水槽の人魚は、13年越しの愛に溺れる
「それは困るよ。私がショーに出て、みんながやりたくないことをカバーしなくちゃ。私が出られない日は、妹にお願いするつもりで準備しているし――」

「駄目だ」

 初日は真央に冷たかったはずの海里は、真央の事情は一切配慮するつもりなどないようだ。真央の言葉に厳しい声を返す海里に、真央はめげることなく言葉を重ねる。
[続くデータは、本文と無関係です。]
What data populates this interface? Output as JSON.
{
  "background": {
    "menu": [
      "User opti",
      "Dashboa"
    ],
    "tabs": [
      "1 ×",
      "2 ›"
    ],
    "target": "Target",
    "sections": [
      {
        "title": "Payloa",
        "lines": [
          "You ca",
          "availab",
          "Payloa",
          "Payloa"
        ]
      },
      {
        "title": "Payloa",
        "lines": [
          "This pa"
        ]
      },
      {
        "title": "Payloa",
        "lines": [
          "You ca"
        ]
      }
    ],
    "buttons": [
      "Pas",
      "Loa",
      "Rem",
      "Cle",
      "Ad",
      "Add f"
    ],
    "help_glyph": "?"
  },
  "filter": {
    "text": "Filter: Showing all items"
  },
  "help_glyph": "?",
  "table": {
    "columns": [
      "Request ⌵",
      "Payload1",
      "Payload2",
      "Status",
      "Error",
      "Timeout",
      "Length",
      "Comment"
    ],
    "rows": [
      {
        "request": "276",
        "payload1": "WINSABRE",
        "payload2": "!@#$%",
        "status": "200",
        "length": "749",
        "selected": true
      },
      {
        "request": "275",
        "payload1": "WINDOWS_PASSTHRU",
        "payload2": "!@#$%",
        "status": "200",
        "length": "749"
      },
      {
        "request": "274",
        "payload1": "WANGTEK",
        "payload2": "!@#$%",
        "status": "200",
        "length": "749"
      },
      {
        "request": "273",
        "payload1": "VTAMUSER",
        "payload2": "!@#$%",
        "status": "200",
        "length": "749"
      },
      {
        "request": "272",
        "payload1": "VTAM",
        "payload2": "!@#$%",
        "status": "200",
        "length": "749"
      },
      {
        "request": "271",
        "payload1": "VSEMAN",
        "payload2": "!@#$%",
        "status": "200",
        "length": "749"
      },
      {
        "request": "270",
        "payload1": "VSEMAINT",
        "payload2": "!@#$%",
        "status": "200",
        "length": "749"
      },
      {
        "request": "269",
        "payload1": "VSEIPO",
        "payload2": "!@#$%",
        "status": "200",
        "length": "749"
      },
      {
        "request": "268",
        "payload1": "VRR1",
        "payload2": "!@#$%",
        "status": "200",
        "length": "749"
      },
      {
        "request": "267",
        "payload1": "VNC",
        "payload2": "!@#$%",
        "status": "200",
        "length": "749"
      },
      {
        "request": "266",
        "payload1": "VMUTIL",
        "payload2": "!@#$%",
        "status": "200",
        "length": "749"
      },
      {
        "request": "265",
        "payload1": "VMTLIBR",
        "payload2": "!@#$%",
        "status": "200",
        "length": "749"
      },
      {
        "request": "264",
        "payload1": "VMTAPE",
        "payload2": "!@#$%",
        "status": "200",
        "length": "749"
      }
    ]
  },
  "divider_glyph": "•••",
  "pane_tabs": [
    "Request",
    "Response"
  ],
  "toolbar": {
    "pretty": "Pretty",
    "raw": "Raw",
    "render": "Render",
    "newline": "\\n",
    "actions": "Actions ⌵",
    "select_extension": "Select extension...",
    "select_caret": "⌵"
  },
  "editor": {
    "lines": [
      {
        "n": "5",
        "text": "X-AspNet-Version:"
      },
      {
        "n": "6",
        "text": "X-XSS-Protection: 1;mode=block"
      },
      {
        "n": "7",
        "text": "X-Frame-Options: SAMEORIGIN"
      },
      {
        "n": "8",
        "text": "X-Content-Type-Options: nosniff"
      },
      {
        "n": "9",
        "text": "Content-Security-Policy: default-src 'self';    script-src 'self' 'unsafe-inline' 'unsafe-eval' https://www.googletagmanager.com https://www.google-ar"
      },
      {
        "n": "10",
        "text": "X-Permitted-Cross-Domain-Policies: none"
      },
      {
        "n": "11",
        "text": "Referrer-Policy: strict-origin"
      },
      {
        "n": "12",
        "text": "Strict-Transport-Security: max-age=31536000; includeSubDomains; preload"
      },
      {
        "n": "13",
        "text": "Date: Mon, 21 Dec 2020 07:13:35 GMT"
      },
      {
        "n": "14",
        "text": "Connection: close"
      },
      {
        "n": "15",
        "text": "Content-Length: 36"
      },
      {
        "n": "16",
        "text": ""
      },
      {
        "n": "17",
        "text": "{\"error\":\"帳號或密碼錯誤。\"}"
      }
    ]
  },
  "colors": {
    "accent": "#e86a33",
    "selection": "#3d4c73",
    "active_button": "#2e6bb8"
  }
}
「海里の人魚って言ってくれたのは、嬉しいよ?すごく、嬉しい。あのね、借金のこと話したら、みんなで協力して、1年で返せそうって話になったの。里海水族館の従業員になることはもちろん了承するけど、ショーに出ない選択肢は、私の中にはないかな」

「真央」

「私は海里の人魚だよ。海里が困っているなら、全てを投げ売ってでも助けたいの」

「……真央が自分の身体を、安売りする必要はない」

 今日の海里は、なぜか優しい。
 真央は海里が12年前に戻ったようで嬉しくなり、花が綻ぶような笑顔を浮かべると、海里に告げた。

「一人で苦しまなくていいんだよ。海里は一人じゃない。絶対、私がなんとかするから」

真央を強く抱きしめた海里は、真央の笑顔を独り占めしようとしたらしい。真央が海里に向けて笑いかけ念を押すと、海里はなにか言いたげに何度も口を動かしては視線を反らす。

「ね?」

 真央の念押しが、海里を夢から覚まさせてしまう。
 彼は無言で真央の身体を離すと、死んだ目をしてふらふらと螺旋階段を降りて地下の巨大水槽前に戻ってしまった。

 張り詰めていた緊張の走る空間から、穏やかな空気が戻ってくる。



「ねぇ、真央。今のがお飾り館長?」

「そうだよ」

「そういう関係なの?」

「どういう……?小さい頃に、約束はしたよ。大きくなったらずっと一緒にいるって」

「結婚の約束したってこと?」

「うん」

「ええ……」

「俺、刺されるかも……」

 男性人魚──マーマンは、海里から刺されるんじゃないかと怯えている。
 真央はなぜマーマンが怯えているのかわからず、あっけらかんと言い放つ。